Bize göre bu ibare devletin resmi söylemidir ki, denetimi altındaki topraklarda her şeyin güllük gülistanlık olduğu izlenimi yaratmayı amaçlamaktadır.
Diyarbakır (Kara Amid veya Amed), çağlardan beri siyasal, toplumsal ve kültürel faaliyetlerin merkezi olagelmiştir. Çok savaşlar görmüş, kıtlık kıran geçirmiş, sayısız badireler atlatmıştır.
Biz, bu kadim şehrin tarihinde yaşanan ve ekonomik-toplumsal nedenlere dayalı huzursuzluk, kalkışma, taşkınlık, çatışma, protesto ve isyanlara örnekler vermekle yetineceğiz.

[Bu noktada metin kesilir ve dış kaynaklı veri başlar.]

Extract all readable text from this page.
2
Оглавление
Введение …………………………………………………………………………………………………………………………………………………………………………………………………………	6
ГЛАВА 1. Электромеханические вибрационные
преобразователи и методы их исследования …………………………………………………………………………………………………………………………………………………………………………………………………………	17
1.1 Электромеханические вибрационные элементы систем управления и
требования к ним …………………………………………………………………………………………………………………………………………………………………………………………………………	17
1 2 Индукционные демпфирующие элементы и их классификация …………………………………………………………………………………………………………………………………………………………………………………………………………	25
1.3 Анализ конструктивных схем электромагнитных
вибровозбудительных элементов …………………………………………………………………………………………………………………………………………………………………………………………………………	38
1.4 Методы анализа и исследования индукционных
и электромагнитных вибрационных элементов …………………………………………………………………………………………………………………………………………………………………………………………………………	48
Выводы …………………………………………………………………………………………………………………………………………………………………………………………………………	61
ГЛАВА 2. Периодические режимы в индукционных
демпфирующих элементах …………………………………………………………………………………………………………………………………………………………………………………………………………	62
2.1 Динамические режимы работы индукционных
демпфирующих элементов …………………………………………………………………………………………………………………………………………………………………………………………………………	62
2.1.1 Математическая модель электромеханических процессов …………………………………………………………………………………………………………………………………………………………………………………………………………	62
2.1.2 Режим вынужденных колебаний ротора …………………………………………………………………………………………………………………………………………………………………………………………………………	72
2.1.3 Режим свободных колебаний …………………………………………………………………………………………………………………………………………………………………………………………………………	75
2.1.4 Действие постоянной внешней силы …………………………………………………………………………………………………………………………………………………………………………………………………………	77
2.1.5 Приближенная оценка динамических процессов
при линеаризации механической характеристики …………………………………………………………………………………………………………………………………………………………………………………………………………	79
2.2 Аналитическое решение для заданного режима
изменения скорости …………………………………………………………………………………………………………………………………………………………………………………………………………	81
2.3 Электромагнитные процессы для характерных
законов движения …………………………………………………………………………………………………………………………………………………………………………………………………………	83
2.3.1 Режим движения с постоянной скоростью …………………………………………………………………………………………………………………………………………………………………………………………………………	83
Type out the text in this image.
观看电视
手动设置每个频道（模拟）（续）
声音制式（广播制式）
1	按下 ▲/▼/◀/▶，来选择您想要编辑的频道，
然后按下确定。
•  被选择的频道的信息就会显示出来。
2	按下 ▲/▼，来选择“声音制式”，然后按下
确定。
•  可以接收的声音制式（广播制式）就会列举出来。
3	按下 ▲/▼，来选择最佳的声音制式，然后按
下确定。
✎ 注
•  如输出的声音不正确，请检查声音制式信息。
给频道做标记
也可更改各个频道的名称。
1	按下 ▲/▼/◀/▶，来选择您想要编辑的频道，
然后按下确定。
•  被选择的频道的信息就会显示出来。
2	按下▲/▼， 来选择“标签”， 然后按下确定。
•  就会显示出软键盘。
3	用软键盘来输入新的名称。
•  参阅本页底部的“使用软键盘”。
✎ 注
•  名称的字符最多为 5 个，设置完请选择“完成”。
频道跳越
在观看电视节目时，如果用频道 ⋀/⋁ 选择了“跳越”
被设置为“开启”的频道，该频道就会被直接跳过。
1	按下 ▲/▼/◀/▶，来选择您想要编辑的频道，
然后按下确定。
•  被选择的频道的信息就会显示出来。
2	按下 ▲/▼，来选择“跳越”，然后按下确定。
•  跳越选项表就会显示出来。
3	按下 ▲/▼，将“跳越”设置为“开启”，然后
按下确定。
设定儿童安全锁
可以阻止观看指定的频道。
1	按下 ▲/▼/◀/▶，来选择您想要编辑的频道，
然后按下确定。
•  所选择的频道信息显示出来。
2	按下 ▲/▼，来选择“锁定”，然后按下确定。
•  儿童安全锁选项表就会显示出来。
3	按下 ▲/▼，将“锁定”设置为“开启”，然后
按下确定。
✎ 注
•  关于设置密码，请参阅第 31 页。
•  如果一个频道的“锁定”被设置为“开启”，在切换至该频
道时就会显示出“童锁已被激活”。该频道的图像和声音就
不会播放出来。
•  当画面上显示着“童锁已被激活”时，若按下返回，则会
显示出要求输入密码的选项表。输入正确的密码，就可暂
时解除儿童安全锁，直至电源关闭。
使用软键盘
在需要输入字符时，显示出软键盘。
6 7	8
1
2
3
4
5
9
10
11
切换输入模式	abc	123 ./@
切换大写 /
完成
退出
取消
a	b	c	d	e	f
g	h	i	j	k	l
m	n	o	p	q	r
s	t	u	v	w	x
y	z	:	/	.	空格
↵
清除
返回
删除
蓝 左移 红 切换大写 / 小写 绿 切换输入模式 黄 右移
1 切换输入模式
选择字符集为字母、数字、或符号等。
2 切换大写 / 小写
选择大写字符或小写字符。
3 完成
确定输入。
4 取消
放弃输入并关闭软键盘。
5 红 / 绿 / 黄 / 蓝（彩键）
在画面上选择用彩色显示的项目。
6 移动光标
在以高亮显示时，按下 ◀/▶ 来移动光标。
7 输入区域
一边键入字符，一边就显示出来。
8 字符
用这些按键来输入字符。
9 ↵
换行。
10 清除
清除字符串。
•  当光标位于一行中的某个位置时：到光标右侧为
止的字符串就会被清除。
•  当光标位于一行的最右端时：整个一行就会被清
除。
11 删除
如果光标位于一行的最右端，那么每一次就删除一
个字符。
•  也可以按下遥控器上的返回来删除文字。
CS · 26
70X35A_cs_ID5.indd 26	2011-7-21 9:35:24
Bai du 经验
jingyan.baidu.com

Sunulan örnekleri, ana konumuz olan Osmanlı zamanındaki halk hareketleri hakkındaki bilgileri içeren dört ana kaynaktan edindik.
İlk kaynağımız, Ş. Beysanoğlu’nun yukarıda anılan kitabıdır ve 1515 yılında Osmanlı tarafından fethedilen Diyarbakır’daki bazı olayları ana başlıklarıyla vermektedir:
- 1631-32’deki Yeniçerilerin Diyarbakır Ayaklanması ve Sadrazam Hüsrev Paşa’nın idamı.
- Yaklaşık 40 bin müridi olduğu söylenen Nakşibendî Şeyhi Aziz Mahmud Urmevi’nin Padişah IV. Murat’ın buyruğuyla 1638’de idam edilmesi.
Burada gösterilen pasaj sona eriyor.